Symons, at one time, regarded both Symbolism and Impressionism as subsets of the parent category of Decadence and considered them to be rebellions against realism. He defined this common, decadent thread as, “an intense self-consciousness, a restless curiosity in research, an over-subtilizing refinement upon refinement, a spiritual and moral perversity.” 

In England, the decadents were 1890s literary figures such as Arthur Symons (“the blond angel”), Oscar Wilde, Ernest Dowson and Lionel Johnson, who were members of the Rhymers’ Club or contributors to The Yellow Book. 

Despite a shared ideological descent from Baudelaire and being associated as parts of the same sphere of anti-establishment literature, both these movements soon came to be distinguished from one another.

Arthur Symons’ works

Symons’ notable works strongly resonated with the fin-de-siècle feeling or “end-of-the-century gloom”. His poems are teeming with elements of decadence present in late Victorian literature.

He published three volumes of poetry. The first one, “Days and Nights” (1889), contained a series of dramatic monologues. This was followed by “Silhouettes” in 1892 and “London Nights” in 1895. These were described as containing “admirable impressionist lyrics, sensitive to the complex moods of urban life.” He wrote a preface to the second edition of “Silhouettes” in praise of the artificially charming. 

The imagery in his poems, like decadent literature, does not draw itself from nature. His poems find itself set in music halls, the London bars, streets, rooms of prostitutes etc. Moral indifference and an attraction to the perverse and sordid framed his literature. His poems are characterised by expressions of sexual indulgence.

” W.B. Yeats thought that La Mélinite: Moulin Rouge was “one of the most perfect lyrics of our time.” This poem pays homage to Jane Avril, a celebrated dancer from when Symons a frequently visited the Moulin Rouge in Paris.

Maquillage

Critics were quick to gush over the poems contained within these books. For example, “Maquillage” that employs artifice as its substance, was described as being “one of the best statements of the aesthetic cult of artifice.

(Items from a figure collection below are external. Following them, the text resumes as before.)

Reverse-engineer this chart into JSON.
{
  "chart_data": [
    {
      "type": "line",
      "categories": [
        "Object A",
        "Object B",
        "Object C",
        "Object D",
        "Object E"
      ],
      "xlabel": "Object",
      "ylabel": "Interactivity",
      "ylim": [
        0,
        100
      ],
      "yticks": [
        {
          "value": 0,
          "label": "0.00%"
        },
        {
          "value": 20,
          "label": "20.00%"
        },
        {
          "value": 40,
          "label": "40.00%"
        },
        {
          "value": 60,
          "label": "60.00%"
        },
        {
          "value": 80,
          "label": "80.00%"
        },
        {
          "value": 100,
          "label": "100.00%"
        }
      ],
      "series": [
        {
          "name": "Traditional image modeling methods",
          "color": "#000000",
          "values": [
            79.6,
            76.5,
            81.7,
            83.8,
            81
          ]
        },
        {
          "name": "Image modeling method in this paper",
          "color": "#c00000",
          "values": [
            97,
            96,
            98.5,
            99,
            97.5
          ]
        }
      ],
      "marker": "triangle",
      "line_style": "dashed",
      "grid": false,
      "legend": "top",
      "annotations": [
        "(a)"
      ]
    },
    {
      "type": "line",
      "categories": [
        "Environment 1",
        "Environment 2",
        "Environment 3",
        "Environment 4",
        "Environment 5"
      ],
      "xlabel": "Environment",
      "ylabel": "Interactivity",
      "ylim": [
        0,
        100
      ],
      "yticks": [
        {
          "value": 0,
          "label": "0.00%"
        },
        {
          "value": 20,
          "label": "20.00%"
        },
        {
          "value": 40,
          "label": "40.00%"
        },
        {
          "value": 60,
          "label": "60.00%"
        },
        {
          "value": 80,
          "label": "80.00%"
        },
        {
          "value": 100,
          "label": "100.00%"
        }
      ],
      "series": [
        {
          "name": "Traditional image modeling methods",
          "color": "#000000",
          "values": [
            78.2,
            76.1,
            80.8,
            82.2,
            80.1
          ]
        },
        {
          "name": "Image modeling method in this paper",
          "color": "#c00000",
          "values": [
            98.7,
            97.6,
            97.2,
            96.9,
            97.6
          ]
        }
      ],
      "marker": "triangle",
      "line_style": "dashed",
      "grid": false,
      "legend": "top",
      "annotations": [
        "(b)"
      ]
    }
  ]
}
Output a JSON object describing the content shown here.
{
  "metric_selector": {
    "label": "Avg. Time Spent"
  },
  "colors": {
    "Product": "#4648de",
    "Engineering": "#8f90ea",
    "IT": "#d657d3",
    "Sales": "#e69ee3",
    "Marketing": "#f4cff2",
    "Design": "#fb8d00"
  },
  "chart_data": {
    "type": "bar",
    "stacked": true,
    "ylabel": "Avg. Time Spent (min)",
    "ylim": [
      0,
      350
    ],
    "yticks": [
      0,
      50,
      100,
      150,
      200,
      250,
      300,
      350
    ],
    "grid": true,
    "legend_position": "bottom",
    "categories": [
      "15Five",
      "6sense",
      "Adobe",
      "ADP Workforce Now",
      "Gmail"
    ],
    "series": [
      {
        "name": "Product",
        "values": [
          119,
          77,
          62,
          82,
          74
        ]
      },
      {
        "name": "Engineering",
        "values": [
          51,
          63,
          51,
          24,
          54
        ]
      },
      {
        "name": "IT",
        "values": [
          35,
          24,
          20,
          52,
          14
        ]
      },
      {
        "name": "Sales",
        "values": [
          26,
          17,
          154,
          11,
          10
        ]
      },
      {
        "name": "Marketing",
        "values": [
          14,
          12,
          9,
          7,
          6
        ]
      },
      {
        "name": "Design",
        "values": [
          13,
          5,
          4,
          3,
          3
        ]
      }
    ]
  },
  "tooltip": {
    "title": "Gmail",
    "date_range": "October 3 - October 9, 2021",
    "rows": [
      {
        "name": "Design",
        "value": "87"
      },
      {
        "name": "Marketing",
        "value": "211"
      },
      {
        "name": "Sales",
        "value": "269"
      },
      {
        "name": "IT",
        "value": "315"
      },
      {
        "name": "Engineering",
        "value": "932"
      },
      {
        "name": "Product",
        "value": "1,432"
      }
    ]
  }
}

The title of this poem originates from the French word “macquiller” which translates to “make up”. Symons had brilliantly reproduced yet another poetry having a fin-de-siecle feel by taking inspiration not from elements of nature but the complex emotions forming our transient selves, the artificial. He talks maquillage being the carrier of beauty and not just accentuating it.

His work is “impressionist” and draws visuals of carnal experiences, the metropolis becomes a subject of his decadent imagination.

Silhouettes and London Nights

Symonsian poetry is a nexus between the corporeal sense experience and the metropolitan background that it occupies. His visualisation of London draws itself from the nooks and crevices of the metropolitan and his poetry is a fugitive in those corners of the town.

Both these poems are attempts to textualise his fleeting carnal encounters. The Symonsian woman is artwork blending delicately into the artificial settings of his poem,

Death

In the years 1908-1910, Symons fell prey to a grave set of mental illnesses curtailing his literary career. In one of his last pieces of writing, “Confessions: A Study in Pathology” (1930), he movingly recounted his earlier mental breakdown. Symons died on Jan. 22,1945 in Kent, England.